Çok uzattığımın farkındayım. Ama son sözüm AB’ye girmek uğruna taviz üzerine taviz verenlere, verecek olanlara. Şehitlerimizin kanı yerde kalacak diye elim yüreğimde gelişmeleri takip ediyorum. Bir zamanlar PKK’yla işbirliği yapmış, APO’nun kuklaları olmuş olanlar “Pişmanlık yasası nedir ki? Onlar(teröristler) pişman olacak ne yapmışlar ki? diyenler, ülkemin havaalanının VIP salonundan elini kolunu sallaya sallaya geçeceklerse ben böyle AB’ye üyelik istemiyorum. Teröristin evini taziyeye giden bir büyükşehir belediye başkanını, bir oğlu hala PKK kampında bulunan ve dağda Mehmetçiklerimizle savaşan ismi lazım değil bir diğer belediye başkanını görevden almayan alamayan hükümeti de istemiyorum… Bu olaylar kendisine sorulduğunda “Gerekli açıklamalar yapılmıştır, arkadaşlar” diyerek kestirip atan, bütün bu gelişmelere seyirci, pısırık, sessiz kalan bir başbakan da istemiyorum… Ben ülkemin her şehrinde “Şehitler Abidesi” görmek istiyorum. Ülkemin bütün caddelerine bu mücadelede şehit düşmüş, gazi olmuş askerlerimizin isimlerinin verilmesini istiyorum. Nasıl İstiklal Savaşı’nda şehit olmuş askerlerimizi anıyorsak; her yıl Güneydoğu’da şehit verdiğimiz askerlerimizin de yapılan etkinliklerle anılmasını istiyorum. Ben daha çok ama daha çok şey istiyorum vatan sevgisinin, kahramanlığın, fedakarlığın ve cesaretin destanını yazan bu genç kahramanlarımız MEHMETÇİKLER için.
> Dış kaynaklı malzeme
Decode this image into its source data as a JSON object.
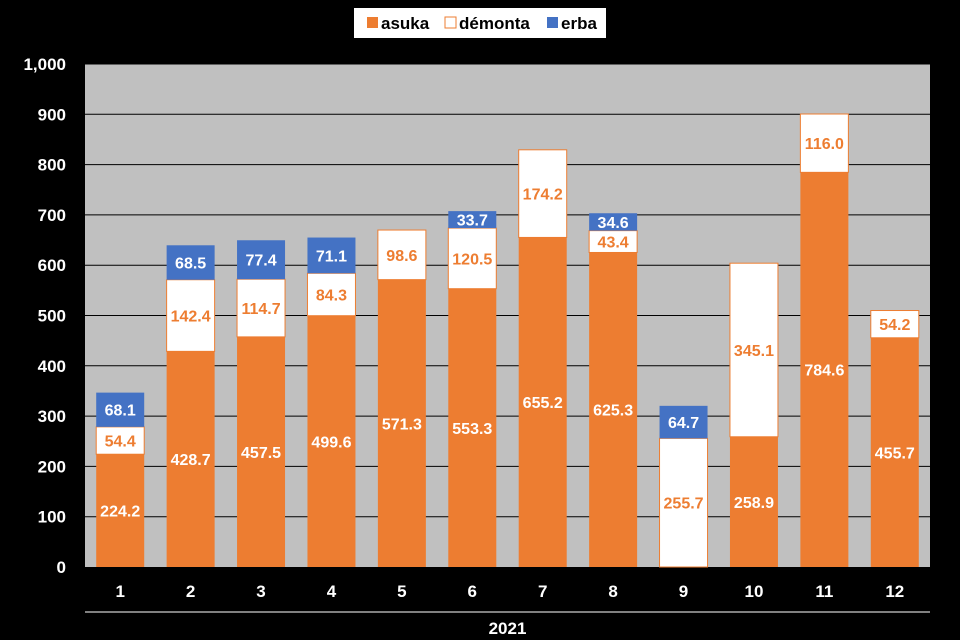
{
  "chart_data": {
    "type": "bar",
    "stacked": true,
    "categories": [
      "1",
      "2",
      "3",
      "4",
      "5",
      "6",
      "7",
      "8",
      "9",
      "10",
      "11",
      "12"
    ],
    "group_label": "2021",
    "series": [
      {
        "name": "asuka",
        "color": "#ED7D31",
        "values": [
          224.2,
          428.7,
          457.5,
          499.6,
          571.3,
          553.3,
          655.2,
          625.3,
          null,
          258.9,
          784.6,
          455.7
        ]
      },
      {
        "name": "démonta",
        "color": "#FFFFFF",
        "values": [
          54.4,
          142.4,
          114.7,
          84.3,
          98.6,
          120.5,
          174.2,
          43.4,
          255.7,
          345.1,
          116.0,
          54.2
        ]
      },
      {
        "name": "erba",
        "color": "#4472C4",
        "values": [
          68.1,
          68.5,
          77.4,
          71.1,
          null,
          33.7,
          null,
          34.6,
          64.7,
          null,
          null,
          null
        ]
      }
    ],
    "ylim": [
      0,
      1000
    ],
    "yticks": [
      "0",
      "100",
      "200",
      "300",
      "400",
      "500",
      "600",
      "700",
      "800",
      "900",
      "1,000"
    ],
    "grid": true,
    "legend_position": "top",
    "plot_background": "#C0C0C0",
    "page_background": "#000000",
    "label_color_on_dark": "#FFFFFF",
    "label_color_on_white": "#ED7D31"
  }
}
Eğer İspanya’da milyonlar ETA terör örgütü için sokağa dökülüyorsa, Türk milleti de yaşanan acıları unutmamak, unutturmamak için sokağa dökülmeli!Ben milletimin artık daha fazla sessiz kalmamasını diliyorum. “Güneydoğu’dan Öyküler”i bizlere armağan ettiğiniz için bir kez daha binlerce kez teşekkürler.